Hi Amanda, can you start by introducing yourself? We’d love to learn more about how you got to where you are today?
I’ve always been drawn to art as a way of making sense of the world around me. Over time, painting evolved from a personal creative practice into a more focused exploration of place, memory, and atmosphere. While my work often takes the form of landscapes, I’m less interested in documenting a location and more interested in capturing the feeling of being there, particularly the tension between beauty and impermanence.
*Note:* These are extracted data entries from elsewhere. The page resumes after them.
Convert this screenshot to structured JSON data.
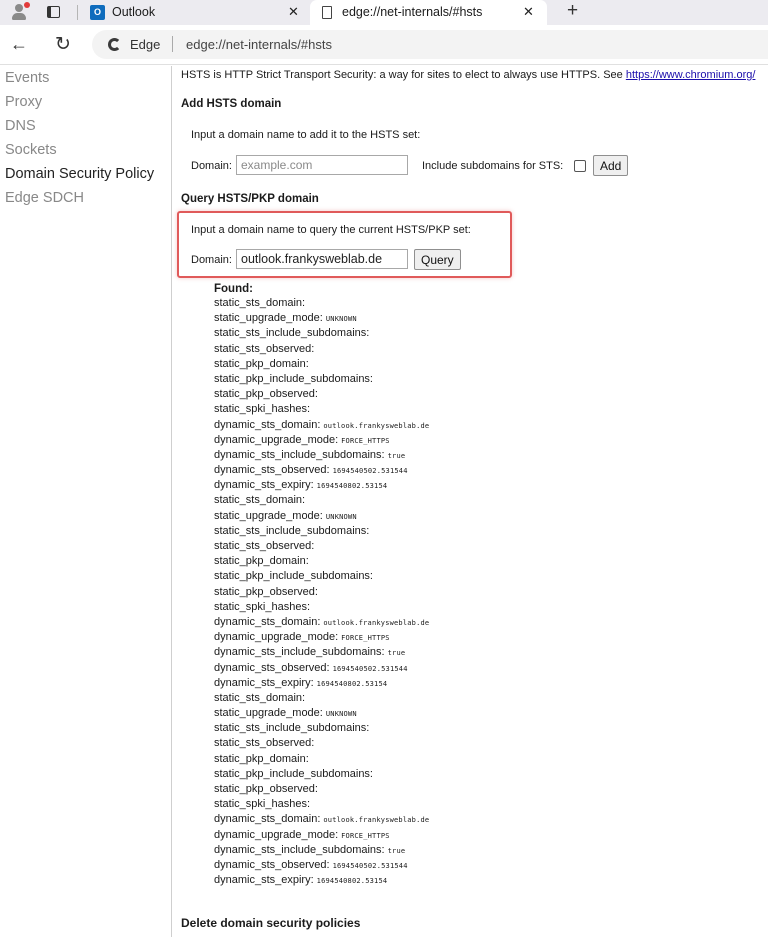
{
  "tabs": [
    {
      "title": "Outlook",
      "favicon": "outlook-icon",
      "close": "✕"
    },
    {
      "title": "edge://net-internals/#hsts",
      "favicon": "page-icon",
      "close": "✕"
    }
  ],
  "toolbar": {
    "browser_label": "Edge",
    "url": "edge://net-internals/#hsts"
  },
  "sidebar": {
    "items": [
      {
        "label": "Events"
      },
      {
        "label": "Proxy"
      },
      {
        "label": "DNS"
      },
      {
        "label": "Sockets"
      },
      {
        "label": "Domain Security Policy",
        "active": true
      },
      {
        "label": "Edge SDCH"
      }
    ]
  },
  "main": {
    "intro_text": "HSTS is HTTP Strict Transport Security: a way for sites to elect to always use HTTPS. See ",
    "intro_link": "https://www.chromium.org/",
    "add": {
      "heading": "Add HSTS domain",
      "instruction": "Input a domain name to add it to the HSTS set:",
      "domain_label": "Domain:",
      "domain_placeholder": "example.com",
      "subdomains_label": "Include subdomains for STS:",
      "button": "Add"
    },
    "query": {
      "heading": "Query HSTS/PKP domain",
      "instruction": "Input a domain name to query the current HSTS/PKP set:",
      "domain_label": "Domain:",
      "domain_value": "outlook.frankysweblab.de",
      "button": "Query",
      "highlight_color": "#e05a5a"
    },
    "results": {
      "found_label": "Found:",
      "rows": [
        {
          "key": "static_sts_domain:",
          "value": ""
        },
        {
          "key": "static_upgrade_mode:",
          "value": "UNKNOWN"
        },
        {
          "key": "static_sts_include_subdomains:",
          "value": ""
        },
        {
          "key": "static_sts_observed:",
          "value": ""
        },
        {
          "key": "static_pkp_domain:",
          "value": ""
        },
        {
          "key": "static_pkp_include_subdomains:",
          "value": ""
        },
        {
          "key": "static_pkp_observed:",
          "value": ""
        },
        {
          "key": "static_spki_hashes:",
          "value": ""
        },
        {
          "key": "dynamic_sts_domain:",
          "value": "outlook.frankysweblab.de"
        },
        {
          "key": "dynamic_upgrade_mode:",
          "value": "FORCE_HTTPS"
        },
        {
          "key": "dynamic_sts_include_subdomains:",
          "value": "true"
        },
        {
          "key": "dynamic_sts_observed:",
          "value": "1694540502.531544"
        },
        {
          "key": "dynamic_sts_expiry:",
          "value": "1694540802.53154"
        },
        {
          "key": "static_sts_domain:",
          "value": ""
        },
        {
          "key": "static_upgrade_mode:",
          "value": "UNKNOWN"
        },
        {
          "key": "static_sts_include_subdomains:",
          "value": ""
        },
        {
          "key": "static_sts_observed:",
          "value": ""
        },
        {
          "key": "static_pkp_domain:",
          "value": ""
        },
        {
          "key": "static_pkp_include_subdomains:",
          "value": ""
        },
        {
          "key": "static_pkp_observed:",
          "value": ""
        },
        {
          "key": "static_spki_hashes:",
          "value": ""
        },
        {
          "key": "dynamic_sts_domain:",
          "value": "outlook.frankysweblab.de"
        },
        {
          "key": "dynamic_upgrade_mode:",
          "value": "FORCE_HTTPS"
        },
        {
          "key": "dynamic_sts_include_subdomains:",
          "value": "true"
        },
        {
          "key": "dynamic_sts_observed:",
          "value": "1694540502.531544"
        },
        {
          "key": "dynamic_sts_expiry:",
          "value": "1694540802.53154"
        },
        {
          "key": "static_sts_domain:",
          "value": ""
        },
        {
          "key": "static_upgrade_mode:",
          "value": "UNKNOWN"
        },
        {
          "key": "static_sts_include_subdomains:",
          "value": ""
        },
        {
          "key": "static_sts_observed:",
          "value": ""
        },
        {
          "key": "static_pkp_domain:",
          "value": ""
        },
        {
          "key": "static_pkp_include_subdomains:",
          "value": ""
        },
        {
          "key": "static_pkp_observed:",
          "value": ""
        },
        {
          "key": "static_spki_hashes:",
          "value": ""
        },
        {
          "key": "dynamic_sts_domain:",
          "value": "outlook.frankysweblab.de"
        },
        {
          "key": "dynamic_upgrade_mode:",
          "value": "FORCE_HTTPS"
        },
        {
          "key": "dynamic_sts_include_subdomains:",
          "value": "true"
        },
        {
          "key": "dynamic_sts_observed:",
          "value": "1694540502.531544"
        },
        {
          "key": "dynamic_sts_expiry:",
          "value": "1694540802.53154"
        }
      ]
    },
    "delete_heading": "Delete domain security policies"
  },
  "icons": {
    "back": "←",
    "reload": "↻",
    "new_tab": "+"
  }
}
Along the way, I’ve become deeply involved in my local arts community through exhibitions and projects that connect artists with the broader community. Those experiences have reinforced my belief that art can create meaningful conversations and connections. Today, my work continues to investigate the quieter, more mysterious aspects of the landscape, often balancing beauty with a sense of unease, wonder, or transformation.
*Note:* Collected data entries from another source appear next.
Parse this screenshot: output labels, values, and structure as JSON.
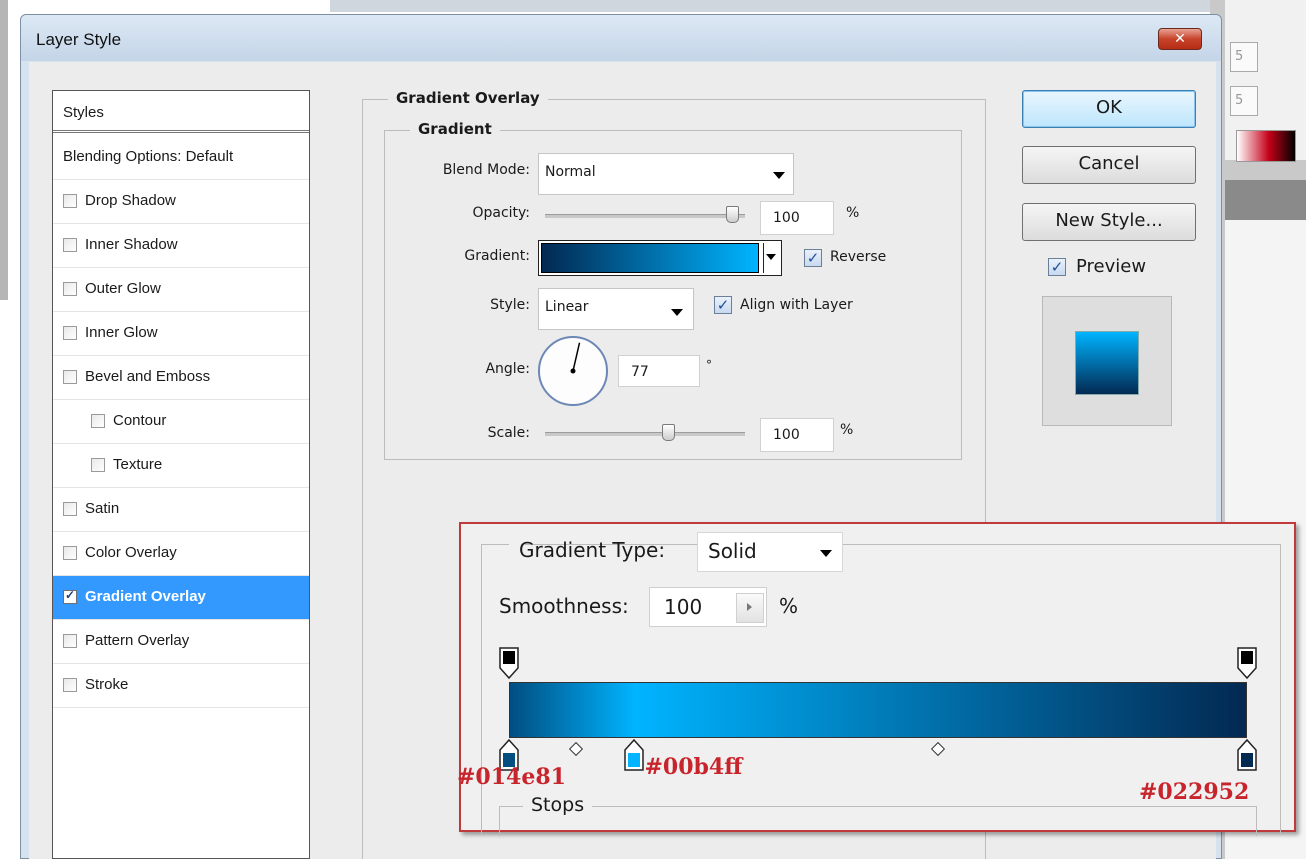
{
  "window": {
    "title": "Layer Style",
    "close_glyph": "✕"
  },
  "styles_list": {
    "header": "Styles",
    "items": [
      {
        "label": "Blending Options: Default",
        "has_checkbox": false,
        "checked": false,
        "selected": false,
        "indent": false
      },
      {
        "label": "Drop Shadow",
        "has_checkbox": true,
        "checked": false,
        "selected": false,
        "indent": false
      },
      {
        "label": "Inner Shadow",
        "has_checkbox": true,
        "checked": false,
        "selected": false,
        "indent": false
      },
      {
        "label": "Outer Glow",
        "has_checkbox": true,
        "checked": false,
        "selected": false,
        "indent": false
      },
      {
        "label": "Inner Glow",
        "has_checkbox": true,
        "checked": false,
        "selected": false,
        "indent": false
      },
      {
        "label": "Bevel and Emboss",
        "has_checkbox": true,
        "checked": false,
        "selected": false,
        "indent": false
      },
      {
        "label": "Contour",
        "has_checkbox": true,
        "checked": false,
        "selected": false,
        "indent": true
      },
      {
        "label": "Texture",
        "has_checkbox": true,
        "checked": false,
        "selected": false,
        "indent": true
      },
      {
        "label": "Satin",
        "has_checkbox": true,
        "checked": false,
        "selected": false,
        "indent": false
      },
      {
        "label": "Color Overlay",
        "has_checkbox": true,
        "checked": false,
        "selected": false,
        "indent": false
      },
      {
        "label": "Gradient Overlay",
        "has_checkbox": true,
        "checked": true,
        "selected": true,
        "indent": false
      },
      {
        "label": "Pattern Overlay",
        "has_checkbox": true,
        "checked": false,
        "selected": false,
        "indent": false
      },
      {
        "label": "Stroke",
        "has_checkbox": true,
        "checked": false,
        "selected": false,
        "indent": false
      }
    ]
  },
  "gradient_overlay": {
    "section_title": "Gradient Overlay",
    "group_title": "Gradient",
    "blend_mode": {
      "label": "Blend Mode:",
      "value": "Normal"
    },
    "opacity": {
      "label": "Opacity:",
      "value": "100",
      "unit": "%",
      "level": 1.0
    },
    "gradient": {
      "label": "Gradient:",
      "start_color": "#022952",
      "end_color": "#00b4ff"
    },
    "reverse": {
      "label": "Reverse",
      "checked": true
    },
    "style": {
      "label": "Style:",
      "value": "Linear"
    },
    "align_with_layer": {
      "label": "Align with Layer",
      "checked": true
    },
    "angle": {
      "label": "Angle:",
      "value": "77",
      "unit": "°",
      "degrees": 77
    },
    "scale": {
      "label": "Scale:",
      "value": "100",
      "unit": "%",
      "level": 0.62
    }
  },
  "buttons": {
    "ok": "OK",
    "cancel": "Cancel",
    "new_style": "New Style..."
  },
  "preview": {
    "label": "Preview",
    "checked": true
  },
  "gradient_editor": {
    "type_label": "Gradient Type:",
    "type_value": "Solid",
    "smoothness_label": "Smoothness:",
    "smoothness_value": "100",
    "smoothness_unit": "%",
    "stops_label": "Stops",
    "color_stops": [
      {
        "hex": "#014e81",
        "location": 0.0
      },
      {
        "hex": "#00b4ff",
        "location": 0.17
      },
      {
        "hex": "#022952",
        "location": 1.0
      }
    ],
    "midpoints": [
      0.09,
      0.58
    ],
    "opacity_stops": [
      0.0,
      1.0
    ]
  },
  "background_app": {
    "field_labels": [
      "5",
      "5"
    ]
  },
  "check_glyph": "✓",
  "icons": [
    "dropdown-arrow-icon",
    "check-icon",
    "close-icon",
    "angle-dial-icon",
    "slider-thumb-icon",
    "color-stop-icon",
    "opacity-stop-icon",
    "midpoint-diamond-icon",
    "stepper-arrow-icon"
  ]
}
Can you talk to us a bit about the challenges and lessons you’ve learned along the way. Looking back would you say it’s been easy or smooth in retrospect?
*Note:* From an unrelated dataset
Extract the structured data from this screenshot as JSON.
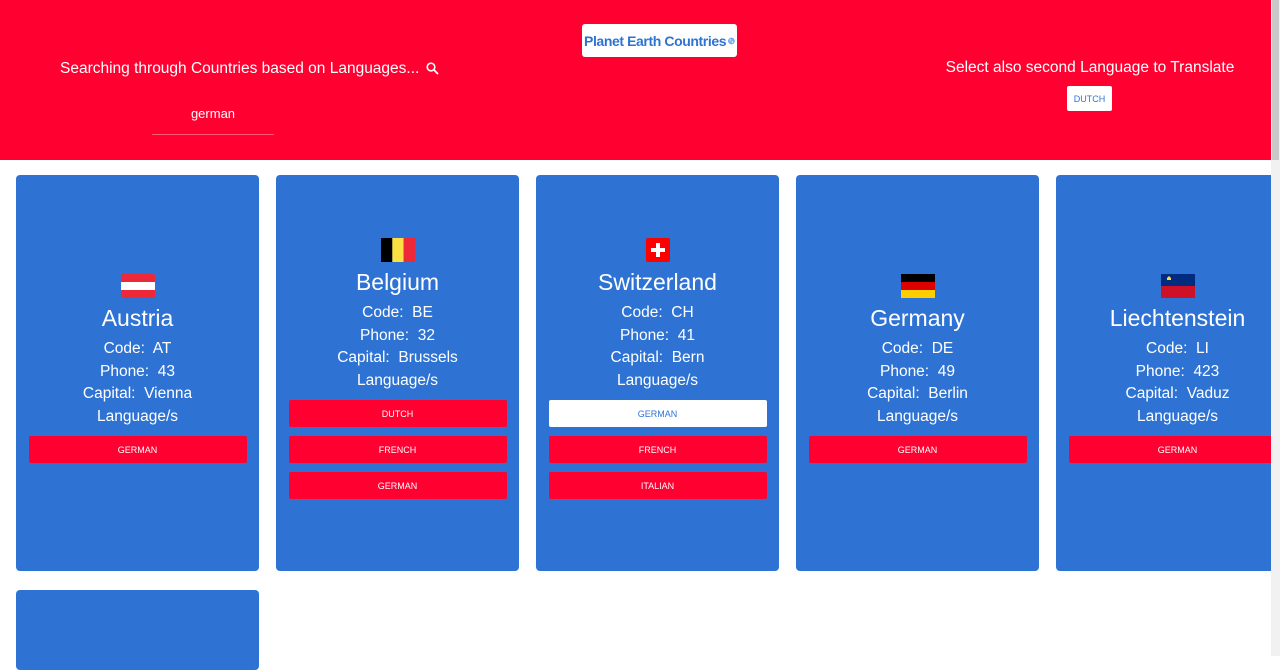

I’m a self-taught artist, so everything I’ve built has come through persistence, experimentation, failure, and a refusal to quit. Being an independent artist and a mother has meant balancing survival with creativity, often finding time and resources for art when neither were readily available.
I was raised in the Ocala National Forest, and my work is rooted in rural Florida, My struggles and environment influence my landscapes, drawing me to places that feel both beautiful and unsettled.
As you know, we’re big fans of you and your work. For our readers who might not be as familiar what can you tell them about what you do?
I am a self-taught painter working in landscape, with a focus on rural and natural environments rooted in Florida. I’m known for work that sits in the tension between beauty and unease.
Growing up in the Ocala National Forest shaped how I understand environment and isolation, and that relationship continues to inform the way I build a painting: intuitively, atmospherically, and often from memory rather than direct representation.
Can you share something surprising about yourself?
I don’t have a traditional studio setup or consistent blocks of time to work. Most of my painting happens in small pockets of the day when I can make space for it. Over time, I’ve learned to work with that reality instead of against it. That adaptability has become part of my process, and I think it’s reflected in the atmosphere and immediacy of the paintings.